Josh Dulaney, Staff Writer
Posted: 10/16/2011 08:54:22 PM PDT

SAN BERNARDINO – The city is one of the most poverty-stricken in the United States, but Henry Carrillo has a dream to move here.

“It would be like hitting the lottery,” Carrillo said Friday.

The 64-year-old retired housekeeper from Muscoy must soon move out of the ramshackle room he rents for $100 a month, because the house has gone into foreclosure.

If he moves to San Bernardino, he will join the estimated 34.6 percent of the city’s residents who live below the poverty level, ranking it first in the state among those with a population of 200,000 or more and second nationally behind Detroit, according to findings by the U.S. Census Bureau.
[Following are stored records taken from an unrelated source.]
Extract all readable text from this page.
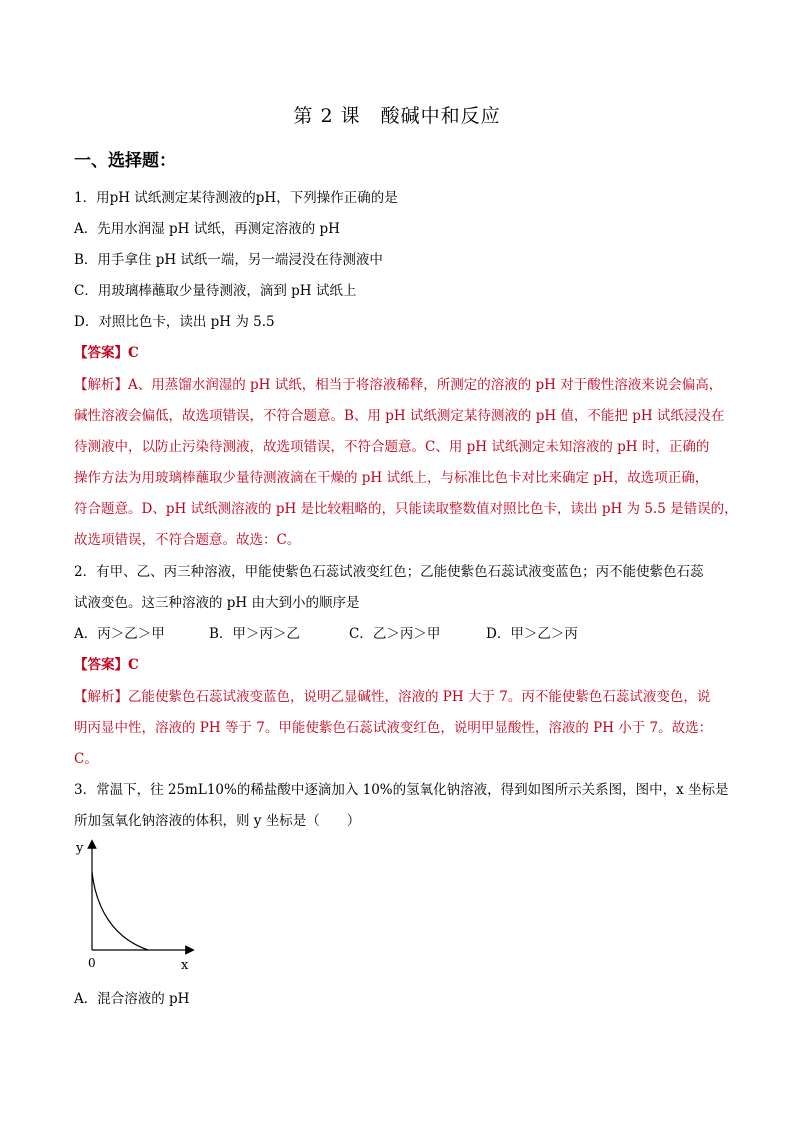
第 2 课　酸碱中和反应
一、选择题：
1．用pH 试纸测定某待测液的pH，下列操作正确的是
A．先用水润湿 pH 试纸，再测定溶液的 pH
B．用手拿住 pH 试纸一端，另一端浸没在待测液中
C．用玻璃棒蘸取少量待测液，滴到 pH 试纸上
D．对照比色卡，读出 pH 为 5.5
【答案】C
【解析】A、用蒸馏水润湿的 pH 试纸，相当于将溶液稀释，所测定的溶液的 pH 对于酸性溶液来说会偏高，
碱性溶液会偏低，故选项错误，不符合题意。B、用 pH 试纸测定某待测液的 pH 值，不能把 pH 试纸浸没在
待测液中，以防止污染待测液，故选项错误，不符合题意。C、用 pH 试纸测定未知溶液的 pH 时，正确的
操作方法为用玻璃棒蘸取少量待测液滴在干燥的 pH 试纸上，与标准比色卡对比来确定 pH，故选项正确，
符合题意。D、pH 试纸测溶液的 pH 是比较粗略的，只能读取整数值对照比色卡，读出 pH 为 5.5 是错误的，
故选项错误，不符合题意。故选：C。
2．有甲、乙、丙三种溶液，甲能使紫色石蕊试液变红色；乙能使紫色石蕊试液变蓝色；丙不能使紫色石蕊
试液变色。这三种溶液的 pH 由大到小的顺序是
A．丙＞乙＞甲	B．甲＞丙＞乙	C．乙＞丙＞甲	D．甲＞乙＞丙
【答案】C
【解析】乙能使紫色石蕊试液变蓝色，说明乙显碱性，溶液的 PH 大于 7。丙不能使紫色石蕊试液变色，说
明丙显中性，溶液的 PH 等于 7。甲能使紫色石蕊试液变红色，说明甲显酸性，溶液的 PH 小于 7。故选：
C。
3．常温下，往 25mL10%的稀盐酸中逐滴加入 10%的氢氧化钠溶液，得到如图所示关系图，图中，x 坐标是
所加氢氧化钠溶液的体积，则 y 坐标是（　　）
y
x
0
A．混合溶液的 pH
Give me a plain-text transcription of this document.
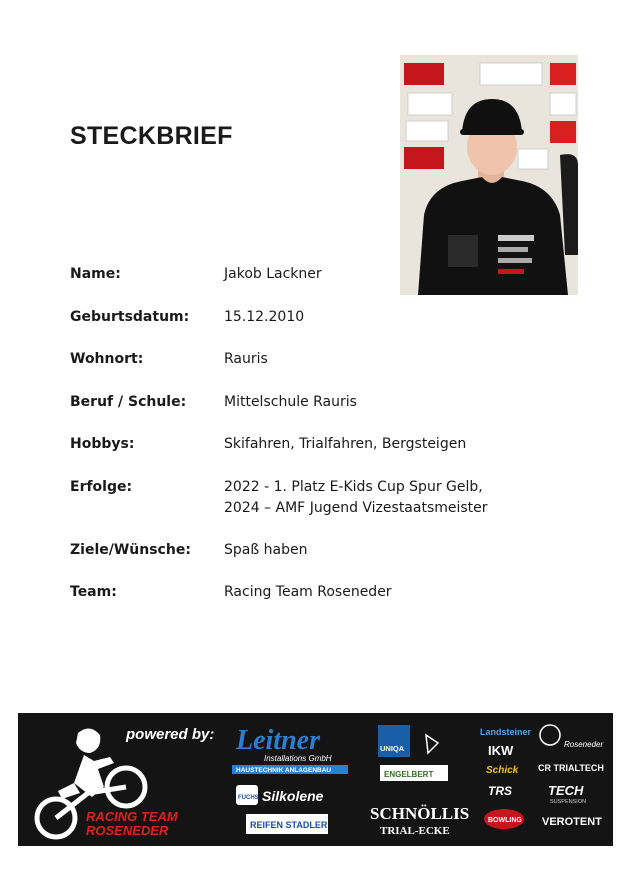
STECKBRIEF
Name:	Jakob Lackner
Geburtsdatum: 15.12.2010
Wohnort:	Rauris
Beruf / Schule:	Mittelschule Rauris
Hobbys:	Skifahren, Trialfahren, Bergsteigen
Erfolge:	2022 - 1. Platz E-Kids Cup Spur Gelb,
2024 – AMF Jugend Vizestaatsmeister
Ziele/Wünsche: Spaß haben
Team:	Racing Team Roseneder
RACING TEAM
ROSENEDER
powered by: Leitner
Installations GmbH
HAUSTECHNIK ANLAGENBAU
FUCHS Silkolene
REIFEN STADLER
UNIQA
ENGELBERT
SCHNÖLLIS
TRIAL-ECKE
Landsteiner
IKW
Schick
TRS
BOWLING
Roseneder
CR TRIALTECH
TECH
SUSPENSION
VEROTENT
The White House’s Office of Management and Budget set the poverty line in 2010 as $22,314 for a family of four and $11,139 for an individual.

Carrillo lives off the $515 a month he receives in Social Security. He’s on a waiting list to live in one of the new low-income senior-housing facilities in San Bernardino.

He said it could cost around $300 a month to rent, but as one who has lived on the streets and in a field, he will figure out a way to survive on the money left over.

“I have it better than some other people,” Carrillo said. “I’ll find a way to eat.”

And that’s the plight of many residents who struggle to make ends meet in a city that slid into deep levels of poverty over the course of more than two decades.

Kent Paxton, the director of the Mayor’s Office of Community Safety and Violence Prevention, said the poverty level started to pick up when big-time companies packed their bags.

“A lot of major employers who employ what would be blue-collar employees left the area,” Paxton said.

He cited the closure of Norton Air Force Base here in 1994 and the 1984 closure of Kaiser Steel Mill in Fontana as examples of when decent-paying jobs disappear, leaving the area poorer for it.

At the same time, many of the jobs remaining in the city don’t require much education, which has helped create a work force that doesn’t have the skills or knowledge to advance, Mayor Pat Morris said.

“The employee base has always been blue collar with no opportunities that require higher education,” he said.

He didn’t dispute the Census Bureau’s poverty statistics.

“You can take it at face value because quite clearly we are (in) the poverty zone of Southern California,” Morris said.

But officials say there are other contributing factors to the high level of poverty, besides lost jobs and the poorly educated work force.

Among them is the housing stock. It’s old, cheap and available, drawing folks who already are struggling to stay afloat.

In many ways, they are like Carrillo, looking for a place to call home, at least home for now.

“Families, as they come to us, are living on the margin,” Morris said.

He and Paxton both agreed that partnering with businesses and schools to better educate the work force is the key to lowering the poverty rate.